Sebagai petahana, imbau Fadli, seharusnya Jokowi lebih berhati-hati dalam berbicara. Apalagi, sampai menyebutkan negara lain. Sebab kata dia, hal itu bisa menimbulkan gejolak hubungan diplomatik antara Indonesia dengan Rusia.

"Enggak bisa sembarangan menyebut nama negara. Kecuali dia betul-betul mempunyai bukti yang sahih atau nyata. Jadi jangan membuat hoaks fitnah untuk mengerek elektabilitas," jelas Wakil Ketua DPR RI itu.
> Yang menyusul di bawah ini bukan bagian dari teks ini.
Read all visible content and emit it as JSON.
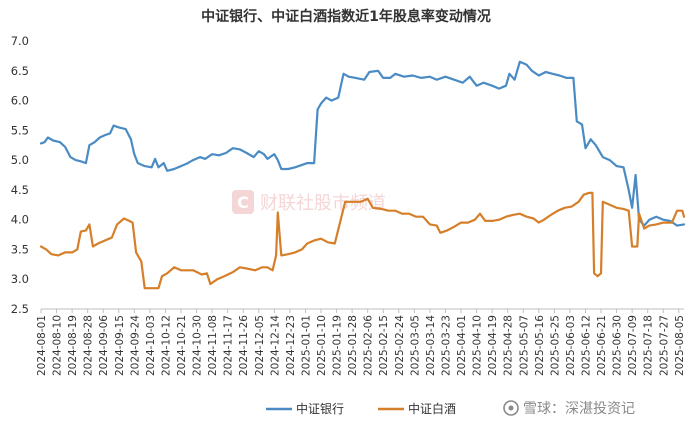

Sebelumnya Jokowi menyebut pasangan Prabowo Subianto-Sandiaga Uno menggunakan konsultan asing dalam menghadapi pemilihan presiden atau Pilpres 2019.

Akibat menggunakan konsultan asing itu, menurut Jokowi, strategi kampanye yang digunakan kubu oposisi berpotensi memecah belah masyarakat.

"Yang dipakai konsultan asing. Enggak mikir ini memecah belah rakyat atau tidak, enggak mikir mengganggu ketenangan rakyat atau tidak, ini membuat rakyat khawatir atau tidak. Membuat rakyat takut, enggak peduli," kata Jokowi saat bertemu sedulur kayu dan mebel di Solo, Jawa Tengah, Minggu (3/2).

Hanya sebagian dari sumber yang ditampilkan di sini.